Mgr. Maroy Rusengo : Les milices veulent en effet démoraliser et humilier nos filles, nos femmes, nos sœurs, nos mères. Leur but est de détruire notre communauté. Chez nous, les femmes, notamment les mères, jouissent d’un prestige énorme. Celui qui agresse la mère d’un fils ou d’une fille commet un grand crime. Cela humilie en même temps les hommes et les enfants, la famille en reste anéantie. Les femmes qui ont été violées sont rejetées de leur communauté. Celui qui détruit les femmes, détruit les familles et la société toute entière. Les femmes qui ont été violées sont socialement mortes. Il est exclu qu’elles rentrent dans leurs foyers familiaux. L’Eglise catholique et la société civile essaient d’apaiser et d’atténuer cette coutume traditionnelle, mais elle est ancrée profondément dans la conscience collective, et c’est exactement pour cela que les éléments des milices utilisent ce moyen des violations sexuelles. Ce n’est cependant pas la faute de ces femmes d’avoir été violées. Les ennemis du Congo exploitent l’interdiction formelle de telles pratiques dans nos coutumes sociales. C’est diabolique. Je ne sais pas qui a appris cela aux milices. On n’a jamais vu de telles choses auparavant chez nous. C’est importé du Rwanda.

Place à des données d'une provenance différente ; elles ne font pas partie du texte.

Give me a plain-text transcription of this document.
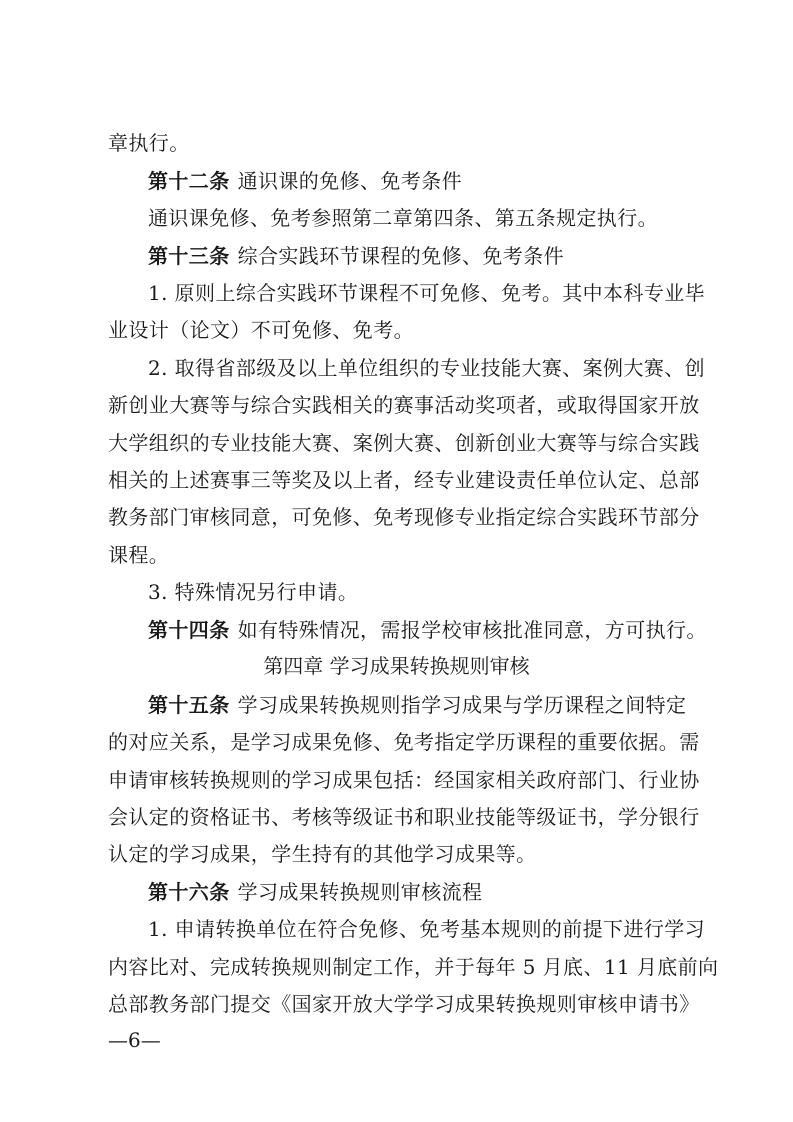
章执行。
第十二条 通识课的免修、免考条件
通识课免修、免考参照第二章第四条、第五条规定执行。
第十三条 综合实践环节课程的免修、免考条件
1. 原则上综合实践环节课程不可免修、免考。其中本科专业毕
业设计（论文）不可免修、免考。
2. 取得省部级及以上单位组织的专业技能大赛、案例大赛、创
新创业大赛等与综合实践相关的赛事活动奖项者，或取得国家开放
大学组织的专业技能大赛、案例大赛、创新创业大赛等与综合实践
相关的上述赛事三等奖及以上者，经专业建设责任单位认定、总部
教务部门审核同意，可免修、免考现修专业指定综合实践环节部分
课程。
3. 特殊情况另行申请。
第十四条 如有特殊情况，需报学校审核批准同意，方可执行。
第四章 学习成果转换规则审核
第十五条 学习成果转换规则指学习成果与学历课程之间特定
的对应关系，是学习成果免修、免考指定学历课程的重要依据。需
申请审核转换规则的学习成果包括：经国家相关政府部门、行业协
会认定的资格证书、考核等级证书和职业技能等级证书，学分银行
认定的学习成果，学生持有的其他学习成果等。
第十六条 学习成果转换规则审核流程
1. 申请转换单位在符合免修、免考基本规则的前提下进行学习
内容比对、完成转换规则制定工作，并于每年 5 月底、11 月底前向
总部教务部门提交《国家开放大学学习成果转换规则审核申请书》
—6—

H&D : Les femmes sont-elles souvent infectées par le virus du VIH/Sida ?

Mgr. Maroy Rusengo : Beaucoup de miliciens du Rwanda, de l’Ouganda et du Congo sont séropositifs ou atteints du sida. Cela veut dire que, par les violations massives des femmes, ils détruisent à long terme notre communauté. Le sida est, bien sûr, un cas de première importance qui nous menace.

H&D : Et quel rôle l’Eglise peut-elle jouer ?

Mgr. Maroy Rusengo : Nous avons toujours exigé que les armes et les munitions ne circulent plus librement au Congo. Comme d’ailleurs dans n’importe quel autre pays. Ensuite, nous nous occupons des victimes. Nous voulons leur donner de l’espérance, leur montrer qu’elles ne sont pas coupables des souffrances qu’elles ont subies. De plus, nous voulons soutenir celles qui s’engagent à s’organiser.

H&D : De quelle manière la Société civile est-elle capable d’aider ?

Mgr. Maroy Rusengo : La population du Sud-Kivu s’organise, pour que la vie privée reprenne normalement son rythme, car chez nous, beaucoup de choses qui devraient relever du Pouvoir public ne le sont plus, du moins pour le moment. L’Etat en est encore plus ou moins absent. Les écoles, la formation médicale, l’aide sociale, tout dépend chez nous d’organisations autonomes. On appelle cela la Société civile, une association à structure démocratique dotée d’un président. A la fin d’une guerre, lorsque l’Etat est faible et les structures détruites et inexistantes, il faut tout faire soi-même. La Société civile dénonce – grâce à sa grande vigilance – courageusement tout ce qui se passe sur le terrain et tout est soigneusement rapporté. Et ainsi, de manière systématique et continuelle, les rapports sur toutes les violations de femmes et de toutes atteintes aux droits de l’homme commises par les milices sont publiés.
Dans le Sud-Kivu, ces travaux de rédaction des rapports sont particulièrement bien développés. Cela ne veut pas dire que dans les autres provinces il n’y ait pas de violences sexuelles ou d’autres ignobles crimes. Les autres provinces, notamment le Maniema, Province Orientale, Kasaï Oriental, Nord-Kivu et Tanganjika, sont tout aussi harcelées par les forces armées négatives rebelles qui commettent les mêmes crimes qu’au Sud-Kivu. Nous autres, au Sud-Kivu, nous disposons peut-être davantage de moyens de communication et d’information à travers les médias occidentaux et l’ONU.

H&D : Comment est-ce que la Société civile aide les femmes victimes de violations et leurs enfants ?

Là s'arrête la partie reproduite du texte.